Establishment and evaluation of a nomogram model for predicting the survival rate of HCC patients
The three independent prognostic factors (vascular tumor invasion, TNM stage and risk score) obtained above were further used to build a nomogram for predicting the 1-, 3- and 5-year survival rates of HCC patients (Fig. 7C). From this nomogram, the 1-, 3- and 5-year survival rates can be predicted according to vascular tumor invasion, TNM stage and risk score. The calibration curve of the nomogram model showed that the predicted 1-, 3- and 5-year overall survival rates were in good agreement with the actual survival rates, indicating that the nomogram model had good prediction ability (Fig. 7D-F).
Correlation between risk score and immune cell infiltration and gene set enrichment analysis (GSEA).

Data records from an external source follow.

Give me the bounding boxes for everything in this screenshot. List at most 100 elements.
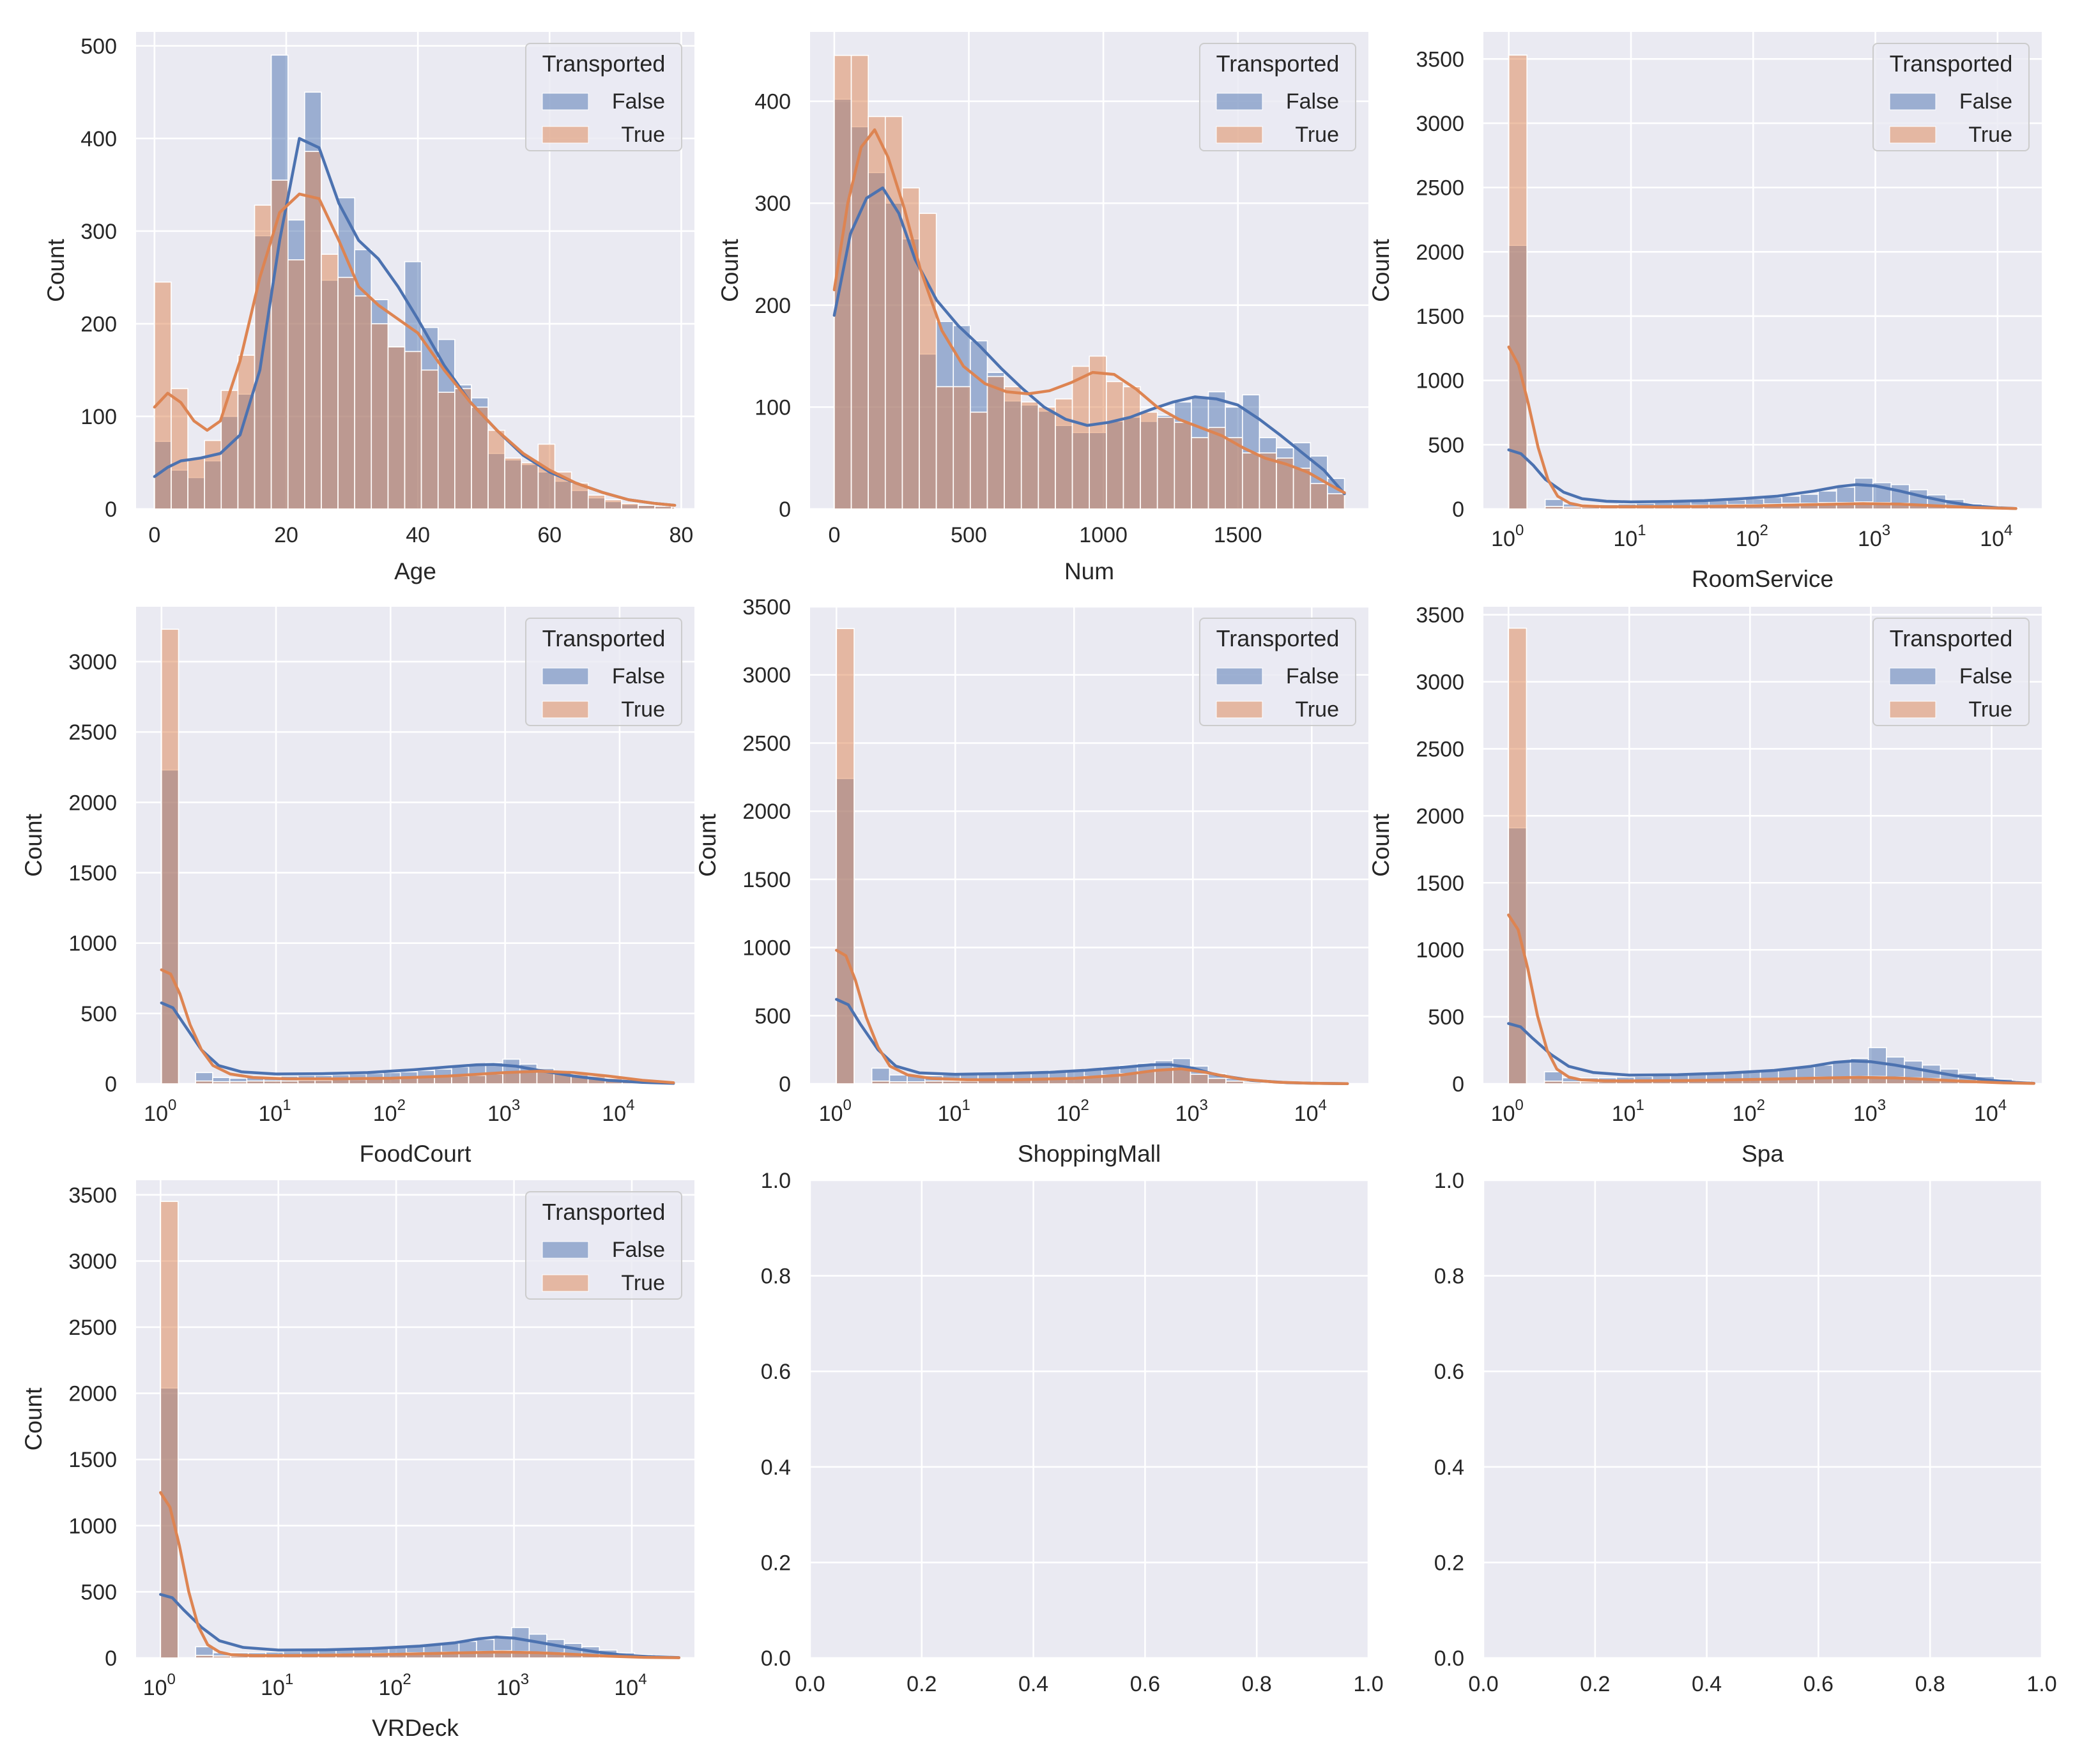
histogram-bar-true xyxy=(1543,1081,1563,1084)
x-tick-label: 20 xyxy=(274,523,298,547)
histogram-bar-true xyxy=(1225,437,1243,510)
x-tick-exponent: 1 xyxy=(285,1671,293,1688)
legend-swatch-true xyxy=(1889,701,1936,719)
histogram-bar-true xyxy=(454,388,472,510)
histogram-bar-true xyxy=(871,1080,891,1084)
histogram-bar-true xyxy=(850,54,869,510)
x-tick-label: 0.8 xyxy=(1915,1672,1945,1696)
x-tick-exponent: 3 xyxy=(1878,1097,1886,1114)
histogram-bar-true xyxy=(337,277,355,510)
legend: Transported False True xyxy=(525,43,682,151)
x-tick-exponent: 3 xyxy=(1882,522,1890,539)
histogram-bar-true xyxy=(314,1079,333,1084)
histogram-bar-true xyxy=(212,1081,231,1084)
x-tick-label: 1.0 xyxy=(1353,1672,1383,1696)
kde-line-false xyxy=(1507,1022,2035,1085)
y-axis-label: Count xyxy=(20,813,47,876)
legend-swatch-false xyxy=(1216,93,1263,110)
legend-label-false: False xyxy=(1286,89,1339,114)
legend: Transported False True xyxy=(525,618,682,726)
histogram-bar-true xyxy=(884,116,903,510)
y-tick-label: 1.0 xyxy=(1434,1169,1464,1193)
x-tick-exponent: 1 xyxy=(1636,1097,1644,1114)
legend: Transported False True xyxy=(1872,618,2030,726)
legend: Transported False True xyxy=(1199,618,1356,726)
y-tick-label: 400 xyxy=(80,127,117,151)
histogram-bar-true xyxy=(986,376,1005,510)
histogram-bar-true xyxy=(263,1080,282,1084)
legend-title: Transported xyxy=(542,625,666,651)
x-axis-label: Spa xyxy=(1741,1141,1784,1167)
y-tick-label: 400 xyxy=(754,90,791,114)
histogram-bar-true xyxy=(487,429,505,510)
histogram-bar-true xyxy=(1544,506,1565,510)
x-tick-exponent: 3 xyxy=(512,1097,520,1114)
histogram-bar-true xyxy=(451,1076,470,1084)
y-tick-label: 0.4 xyxy=(761,1456,791,1480)
histogram-bar-true xyxy=(371,323,389,510)
histogram-bar-true xyxy=(953,386,971,510)
legend-box xyxy=(525,43,682,151)
histogram-bar-true xyxy=(468,1074,487,1084)
legend-swatch-true xyxy=(1216,126,1263,144)
legend-title: Transported xyxy=(1890,50,2013,77)
x-tick-label: 0 xyxy=(148,523,160,547)
legend: Transported False True xyxy=(1872,43,2030,151)
x-tick-label: 500 xyxy=(951,523,987,547)
y-tick-label: 3000 xyxy=(68,1249,117,1274)
legend-label-false: False xyxy=(1959,664,2012,688)
x-tick-exponent: 4 xyxy=(1998,1097,2007,1114)
y-tick-label: 3000 xyxy=(742,664,791,688)
histogram-bar-true xyxy=(1191,437,1209,510)
legend-label-true: True xyxy=(621,1271,665,1295)
histogram-bar-true xyxy=(195,1655,214,1659)
histogram-bar-true xyxy=(537,443,556,510)
histogram-bar-true xyxy=(160,1201,179,1659)
legend-swatch-true xyxy=(1889,126,1936,144)
x-tick-exponent: 1 xyxy=(1637,522,1646,539)
y-tick-label: 500 xyxy=(80,34,117,59)
y-tick-label: 3500 xyxy=(742,595,791,620)
histogram-bar-true xyxy=(1259,452,1277,510)
kde-line-false xyxy=(159,1593,681,1659)
histogram-bar-true xyxy=(519,1071,538,1084)
histogram-bar-true xyxy=(485,1073,503,1084)
histogram-bar-true xyxy=(970,411,988,510)
x-axis-label: Age xyxy=(394,558,436,584)
histogram-bar-true xyxy=(246,1080,264,1084)
x-tick-exponent: 4 xyxy=(626,1097,634,1114)
y-tick-label: 500 xyxy=(80,1580,117,1604)
histogram-bar-true xyxy=(297,1079,316,1084)
x-axis-label: Num xyxy=(1064,558,1114,584)
histogram-bar-true xyxy=(1174,422,1192,510)
legend-swatch-false xyxy=(1216,667,1263,685)
legend-swatch-false xyxy=(1889,667,1936,685)
legend-box xyxy=(1199,43,1356,151)
x-tick-exponent: 2 xyxy=(1757,1097,1765,1114)
histogram-bar-true xyxy=(212,1655,232,1659)
x-tick-label: 103 xyxy=(487,1097,520,1126)
x-tick-label: 101 xyxy=(938,1097,970,1126)
legend-swatch-false xyxy=(542,93,589,110)
y-tick-label: 1000 xyxy=(68,1514,117,1539)
subplot-empty-8: 0.0 0.2 0.4 0.6 0.8 1.0 0.0 0.2 0.4 0.6 0.8 1.0 xyxy=(1434,1169,2057,1696)
y-tick-label: 200 xyxy=(80,312,117,337)
histogram-bar-true xyxy=(1225,1080,1244,1084)
subplot-age: 0 20 40 60 80 0 100 200 300 400 500 Age Count Transpo… xyxy=(43,32,694,584)
histogram-bar-true xyxy=(1020,401,1039,510)
histogram-bar-true xyxy=(229,1081,248,1084)
legend-label-true: True xyxy=(1295,697,1339,722)
histogram-bar-true xyxy=(671,506,675,510)
histogram-bar-true xyxy=(1508,54,1528,510)
y-tick-label: 1000 xyxy=(742,936,791,961)
histogram-bar-true xyxy=(907,1081,926,1084)
y-tick-label: 500 xyxy=(1428,1005,1464,1030)
plot-area xyxy=(1483,1180,2042,1658)
histogram-bar-true xyxy=(471,406,489,510)
x-tick-label: 0.6 xyxy=(1130,1672,1160,1696)
y-tick-label: 1500 xyxy=(1416,871,1464,895)
histogram-bar-true xyxy=(654,505,673,510)
x-tick-label: 0.2 xyxy=(1580,1672,1610,1696)
legend-swatch-true xyxy=(542,126,589,144)
x-tick-label: 1500 xyxy=(1214,523,1262,547)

To explore whether our model can reflect the state of the tumor immune microenvironment, we analyzed the correlation between the risk score and immune cell infiltration in the whole TCGA cohort. The results showed that as the risk score increased, the content of immune cells (B cells, CD8 + T cells, dendritic cells, macrophages, and neutrophils) in HCC tissues also increased (P < 0.05) (Fig. 8A-F). Next, we explored the potential mechanism of the impact of the risk score on the prognosis of HCC patients through GSEA. The results show that the high-risk group is mainly enriched in complement and coagulation cascades, drug metabolism cytochrome P450, primary bile acid biosynthesis, fatty acid metabolism and the PPAR signaling pathway; and the low-risk group is mainly enriched in DNA replication, base excision repair, the cell cycle, RNA degradation and the P53 signaling pathway (Fig. 8G).